The Sergeant is in charge of yells and chants, getting members of P.A.N.K.U.S. and other students hyped up at games, and making and coordinating shirts for different types of games. For example, Goen made sure that everyone had a military or camouflage shirt in support.
“I put people in spots at games to maximize our loudness,” Goen said.
They also put on a Toys for Tots drive with donation boxes in the Thompson Student Center.
They go to other school events like the Christmas tree lighting, plays and musicals that the Tarleton Theatre puts on, picking up trash after football games and going to sorority or fraternity events.
“During homecoming week, you may not see us in overalls at every event. But we’re there,” Johnson said.
“A lot of the time, if anyone asks us to be there, we’re there and we'll make it work,” Martinez said.
Texans seeing P.A.N.K.U.S. around campus at events gets people more interested.
“Every time we are anywhere, they’re like ‘oh that's P.A.N.K.U.S.’ or ‘you’re in P.A.N.K.U.S.,’” Martinez said. “Because of this, people reach out to us.”
They see that this group that it’s not just guys and they’re not under a mask. They're just a group of friends that act like family who are hype about Tarleton. They want to spread smiles and remind people of how they felt when they first were accepted.
Johnson was homeschooled so she never got to experience school spirit. She saw other people go all out for their schools and thought that it was not that serious. She never understood the hype around school spirit.
“And then Duck Camp happened and everything changed,” Johnson said.
She felt the spirit of Tarleton and her mama duck told her about P.A.N.K.U.S. and she got involved right away.
Now as president, Johnson and the other members in leadership positions are going through their bylaws and organizing.
“This semester we’ve just been focusing on like cleaning up our bylaws,” Johnson said. “I feel like a good kinda growth.”
Growth is good in any organization. P.A.N.K.U.S. was founded 22 years ago by a group of friends. One of those people was Eddie Nerio.
“There was a core group that was visible the previous year before officially being established,” Nerio said. “We were our own group and we said who we were, and we were P.A.N.K.U.S..”
While starting the organization, Nerio and his friends had known that they were people with a lot of school spirit and wanted to raise the school spirit of others as well. They kept this in mind while thinking of the name.

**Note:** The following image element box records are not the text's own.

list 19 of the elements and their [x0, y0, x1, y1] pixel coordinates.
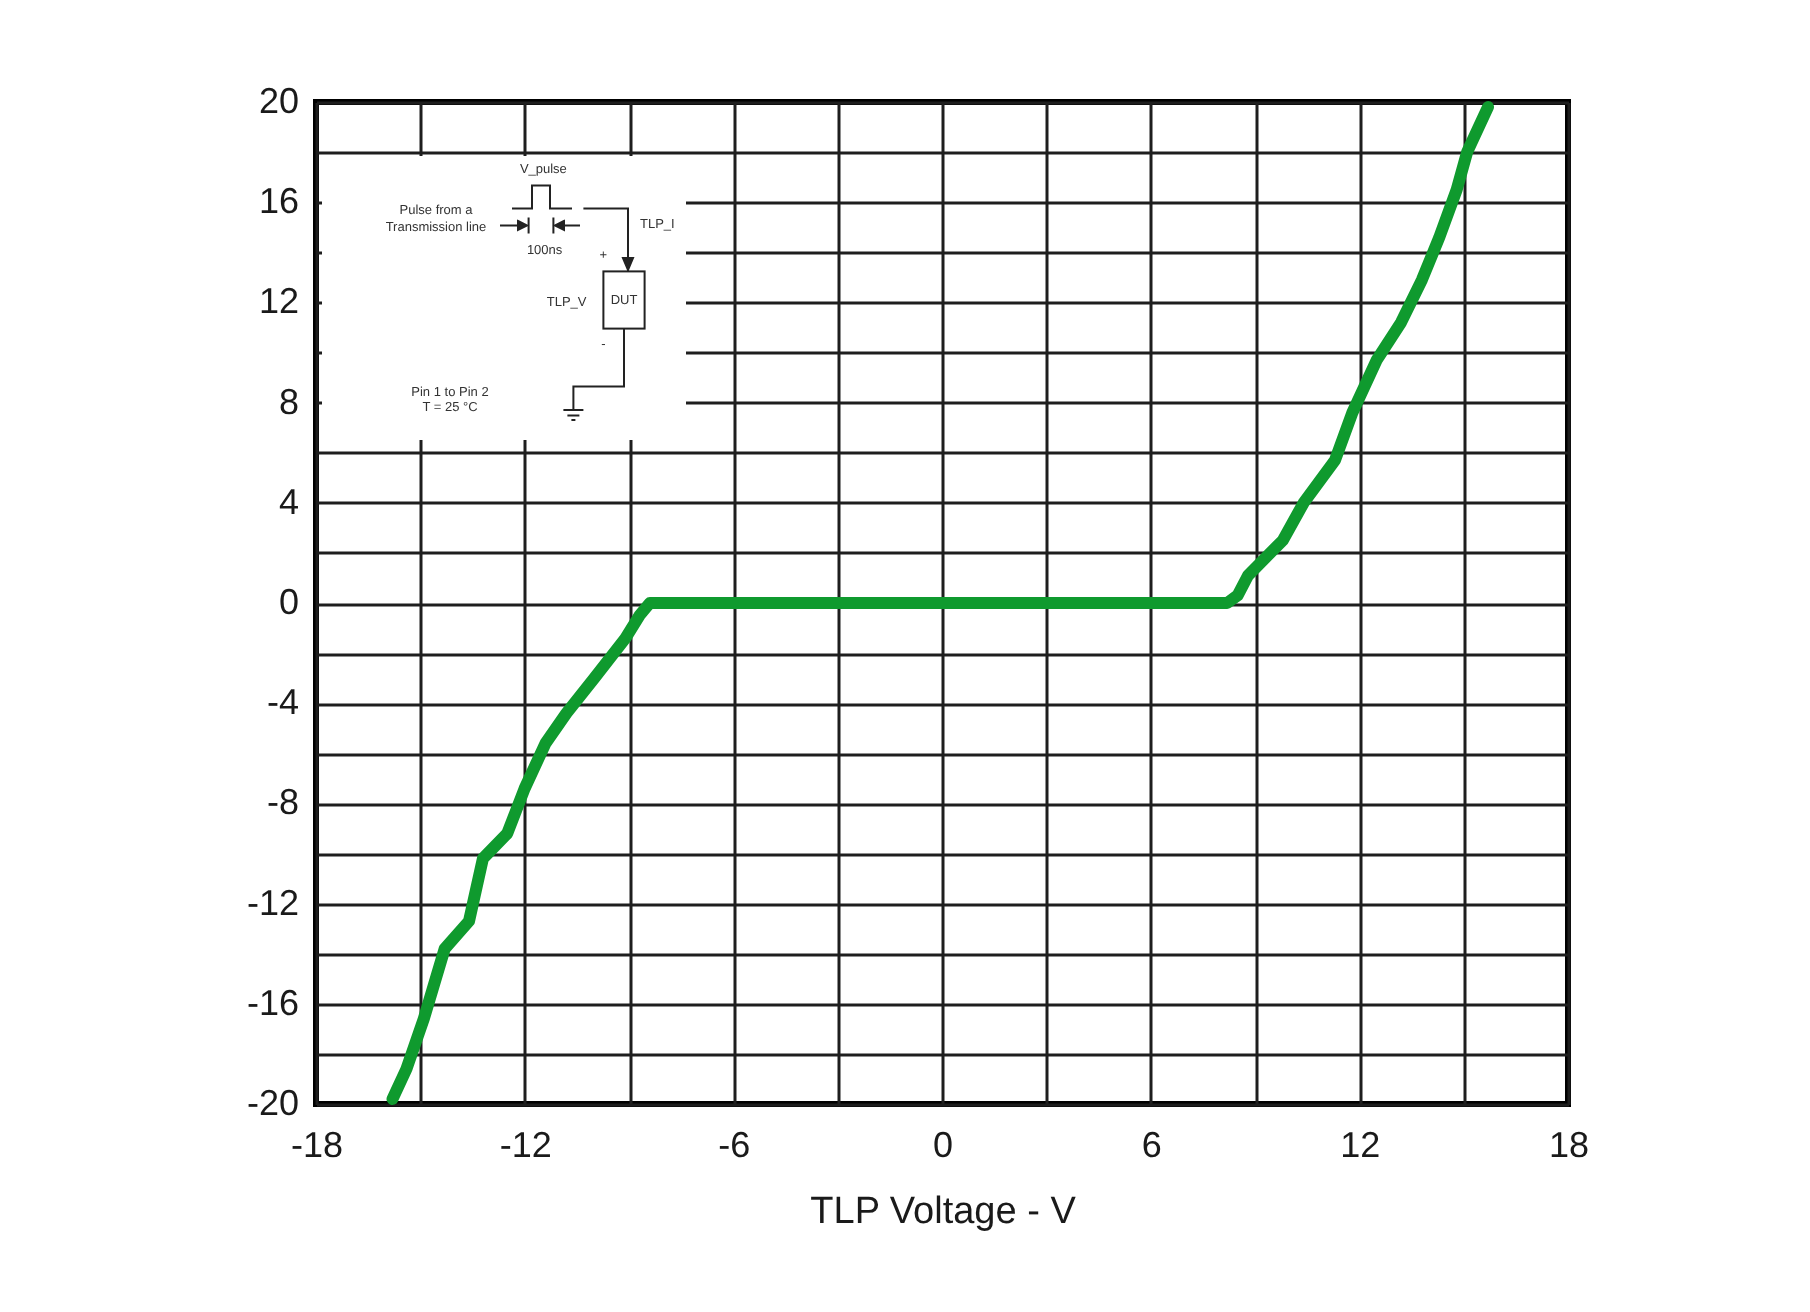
y-tick-label: -8 — [266, 782, 299, 823]
x-tick-label: 12 — [1340, 1125, 1381, 1165]
x-tick-label: -6 — [718, 1125, 751, 1165]
y-tick-label: 12 — [258, 281, 299, 322]
y-tick-label: 8 — [278, 381, 299, 422]
x-tick-label: 18 — [1548, 1125, 1590, 1165]
y-tick-label: 0 — [278, 582, 299, 622]
x-axis-title: TLP Voltage - V — [810, 1191, 1077, 1233]
x-tick-label: 0 — [932, 1125, 954, 1165]
x-tick-label: 6 — [1141, 1125, 1162, 1165]
y-tick-label: 16 — [258, 181, 299, 222]
y-tick-label: 4 — [278, 481, 299, 522]
x-tick-label: -12 — [499, 1125, 552, 1165]
x-tick-label: -18 — [290, 1125, 344, 1165]
y-tick-label: -12 — [246, 882, 299, 923]
y-tick-label: -4 — [266, 682, 299, 723]
y-tick-label: 20 — [258, 81, 299, 121]
y-tick-label: -20 — [246, 1083, 299, 1123]
y-tick-label: -16 — [246, 982, 299, 1023]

“We were trying to think of the strangest way to put the name out there,” Nerio said. “People Against Not Knowing University Spirit, if I'm being honest with you that’s just funny.”
They wanted their little group to live on after they graduate. They wanted other people to join and to turn it into an organization and see how it can grow.
“22 years is not something I thought I would see but my heart explodes that students still find value in the organization,” Nerio said.
Nerio now is an advisor for the current P.A.N.K.U.S. members. He still has just as much spirit for the organization and for Tarleton as he did when he was a student.
“As you get older, when you look back at things, they don’t seem as rowdy as it was when you were in it,” Nerio said. “But [P.A.N.K.U.S.] is still a loud and rowdy bunch.”